January 24, 2008
I learned a new term last week: “affinity” fraud. It came up in a story someone forwarded me about a lawsuit in Lakewood, the central New Jersey township with a booming Orthodox community. According to the Jan. 17 story in the Daily Business Review, NJ developer Eliyahu Weinstein is alleged to have defrauded Miami investor — and fellow Orthodox Jew — Harvey D. Wolinetz out of some $78.5 million in loans and investments.
“Affinity” investment fraud, according to the article, is when someone “preys on members of identifiable groups, such as religious or ethnic communities, seniors or professional groups.” Wolinetz’s trust was “founded on the fact that both men come from the same Orthodox Jewish community,” his lawsuit against Weinstein states. “Instead, Weinstein exploited Mr. Wolinetz’s trust by defrauding him.”
Weinstein’s lawyer said he is confident that the allegations will not stand up in court.
Whatever the truth, it’s an unpleasant story and awful fodder for those inclined to bash the Orthodox. And when I say those inclined to bash the Orthodox, I mean non-Orthodox Jews who think Orthodox Jews are inherently unethical in their business practices. I can’t tell you how many conversations I’ve had with fellow Jews who want to share stories of Orthodox malfeasance.
When they do, I have a standard reply: “Every group has its ‘outliers’ and shouldn’t be judged on the behavior of its nogoodniks. Even religious people can be fallible, troubled, or conniving, but no more so than the general population. And you seem happy to ignore the exceptional commitment to charity and mutual support that is infinitely more emblematic of Orthodox communities.”
I’m not sure how much of an impact my little speech has, since there are bigger forces than logic or fair play at work here. Crime in a religious community is always going to be magnified since outsiders expect that its members should be above such things. And there are some darker, even Oedipal forces involved. For many Jews, the Orthodox represent the past, and their stubborn adherence to tradition is a rebuke to those who have abandoned it. Nothing expiates a secular person’s sense of guilt faster than seeing an Orthodox Jew show up on the crime blotter. (Call it affinity schadenfreude.)

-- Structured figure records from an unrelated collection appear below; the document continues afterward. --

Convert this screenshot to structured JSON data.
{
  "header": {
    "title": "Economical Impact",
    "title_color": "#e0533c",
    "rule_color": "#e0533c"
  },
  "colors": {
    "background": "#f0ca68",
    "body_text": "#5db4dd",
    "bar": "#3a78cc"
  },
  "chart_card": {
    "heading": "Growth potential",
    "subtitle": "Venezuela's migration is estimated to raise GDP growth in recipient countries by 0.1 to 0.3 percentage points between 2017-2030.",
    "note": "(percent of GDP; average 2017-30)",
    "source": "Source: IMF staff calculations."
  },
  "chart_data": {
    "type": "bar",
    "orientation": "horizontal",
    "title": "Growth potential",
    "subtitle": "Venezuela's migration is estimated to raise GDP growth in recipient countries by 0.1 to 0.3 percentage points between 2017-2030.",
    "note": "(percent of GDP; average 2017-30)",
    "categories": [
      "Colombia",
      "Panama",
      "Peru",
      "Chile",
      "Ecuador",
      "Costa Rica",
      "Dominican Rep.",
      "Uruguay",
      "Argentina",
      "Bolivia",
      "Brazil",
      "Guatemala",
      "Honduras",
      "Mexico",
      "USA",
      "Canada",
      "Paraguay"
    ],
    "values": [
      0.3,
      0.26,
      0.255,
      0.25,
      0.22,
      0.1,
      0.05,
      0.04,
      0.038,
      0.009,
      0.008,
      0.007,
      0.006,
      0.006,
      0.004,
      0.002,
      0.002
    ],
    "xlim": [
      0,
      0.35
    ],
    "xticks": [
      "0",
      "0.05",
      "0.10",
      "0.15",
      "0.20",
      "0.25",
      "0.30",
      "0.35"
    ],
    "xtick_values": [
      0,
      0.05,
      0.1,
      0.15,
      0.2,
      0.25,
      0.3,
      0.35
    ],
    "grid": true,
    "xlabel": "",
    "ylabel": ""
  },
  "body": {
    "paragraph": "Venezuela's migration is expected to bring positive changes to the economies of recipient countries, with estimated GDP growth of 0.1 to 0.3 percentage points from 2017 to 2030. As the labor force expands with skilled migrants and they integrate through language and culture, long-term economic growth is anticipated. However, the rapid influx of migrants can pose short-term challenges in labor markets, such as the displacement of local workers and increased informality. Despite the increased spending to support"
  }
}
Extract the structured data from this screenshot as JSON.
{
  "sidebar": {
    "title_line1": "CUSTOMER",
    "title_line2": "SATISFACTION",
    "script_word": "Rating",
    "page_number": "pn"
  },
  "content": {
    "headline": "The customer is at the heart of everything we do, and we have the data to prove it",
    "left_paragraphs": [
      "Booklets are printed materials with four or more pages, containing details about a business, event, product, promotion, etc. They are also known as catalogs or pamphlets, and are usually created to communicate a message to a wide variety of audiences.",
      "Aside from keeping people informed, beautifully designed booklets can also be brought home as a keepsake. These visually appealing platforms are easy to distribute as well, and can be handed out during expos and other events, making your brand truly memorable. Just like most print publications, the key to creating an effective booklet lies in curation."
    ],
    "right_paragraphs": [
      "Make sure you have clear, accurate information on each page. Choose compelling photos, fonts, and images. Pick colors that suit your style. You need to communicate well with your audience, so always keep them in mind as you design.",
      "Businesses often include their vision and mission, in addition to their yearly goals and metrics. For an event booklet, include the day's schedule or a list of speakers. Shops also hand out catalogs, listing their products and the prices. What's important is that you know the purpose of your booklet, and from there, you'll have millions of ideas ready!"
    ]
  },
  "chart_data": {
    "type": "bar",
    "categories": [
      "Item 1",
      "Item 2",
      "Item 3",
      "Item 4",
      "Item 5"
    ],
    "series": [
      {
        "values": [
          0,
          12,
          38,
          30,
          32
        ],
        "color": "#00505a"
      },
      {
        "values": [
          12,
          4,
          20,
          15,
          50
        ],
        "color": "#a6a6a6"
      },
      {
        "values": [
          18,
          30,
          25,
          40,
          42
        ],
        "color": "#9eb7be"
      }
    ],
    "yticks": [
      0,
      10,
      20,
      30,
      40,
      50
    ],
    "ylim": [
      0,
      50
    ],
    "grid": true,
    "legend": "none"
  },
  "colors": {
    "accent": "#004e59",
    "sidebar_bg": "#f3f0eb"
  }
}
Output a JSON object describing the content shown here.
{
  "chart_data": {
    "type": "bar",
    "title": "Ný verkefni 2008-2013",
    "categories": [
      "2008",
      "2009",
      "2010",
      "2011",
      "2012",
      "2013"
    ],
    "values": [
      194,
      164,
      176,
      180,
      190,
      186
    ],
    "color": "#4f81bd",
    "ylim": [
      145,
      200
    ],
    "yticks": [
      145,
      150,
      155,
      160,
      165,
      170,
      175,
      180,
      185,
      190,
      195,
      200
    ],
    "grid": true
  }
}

And it’s an American thing. Despite the best efforts of the New Atheists, the most potent charge you can level at believers is not that they are irrational or intolerant, but that they are hypocritical. Conservatives get it wrong when they call the “liberal” media anti-religious for the salacious way they cover religious scandals. In fact, religion usually becomes a front page, top-of-the-hour story when the reporter can explore the gap between the ideal and the real. “Troubling news tonight, Jim,” says the reporter, standing in front of St. Whatever. “A priest who pledged to uphold the word of God is instead in custody for….”
It’s for this reason that a newspaper is more likely to identify the religion of an Orthodox Jew than his non-Orthodox coreligionist. Take The New York Times’ coverage of Martin Tankleff, the Long Island man whose conviction was overturned 17 years after he was imprisoned for the murder of his parents. Everyone in this sad story is Jewish, including a shadowy businessman who called himself the Bagel King of Long Island, but the word “Jewish” barely comes up in the coverage.
Orthodox Jews also pay the price for their own relative insularity. The more sheltered a community is, the more it’s likely to breed distrust (unless they’re Amish; everything they do looks adorable from the outside).
Finally, Orthodox visibility implicates all Jews. That’s probably why I felt a more-than-usual twinge of disappointment after reading Saturday’s investigative piece in the Bergen Record about the various Jewish-run “charities” that seek car donations to “Help Children in Need.” One, The Outreach Center, turns out to be a Brooklyn synagogue, and several of the charities it says it supports say they haven’t received any payments since 2002. At the very least, a troubling picture emerges of Jewish institutions raising money for their own purposes while playing on the sympathies of donors who probably think they are helping kids of all faiths (and certainly aren’t interested in supporting a religious institution’s particularistic agenda).
Is it unfair for folks like me to demand more of those who are so visible in their embrace of the mitzvot? Not entirely. “In a way, this is a kind of tribute to Orthodoxy,” wrote Rabbi Emanuel Feldman, discussing similar scrutiny in the wake of the Jack Abramoff scandal. “It is a recognition that Orthodoxy has a higher standard, and anyone who would stand under its umbrella is held — I think rightfully — to this higher standard.”
Feldman, the former editor of the Modern Orthodox journal Tradition, reminded his fellow Orthodox Jews of the concept of hilul Hashem, the desecration of the Holy Name. “This means that every Jew is responsible that the good Name of the God of Israel be preserved; he or she is bidden to behave in such a way that the good Name of God — which he represents — not be sullied, and that, on the contrary, it be sanctified,” wrote Feldman. “The more pious the Jew, the greater his responsibility in this regard.”
That doesn’t at all excuse the Orthodox-bashers. There’s a name for those who suggest that Orthodox Jews have, well, an affinity for wrongdoing: They’re called anti-Semites.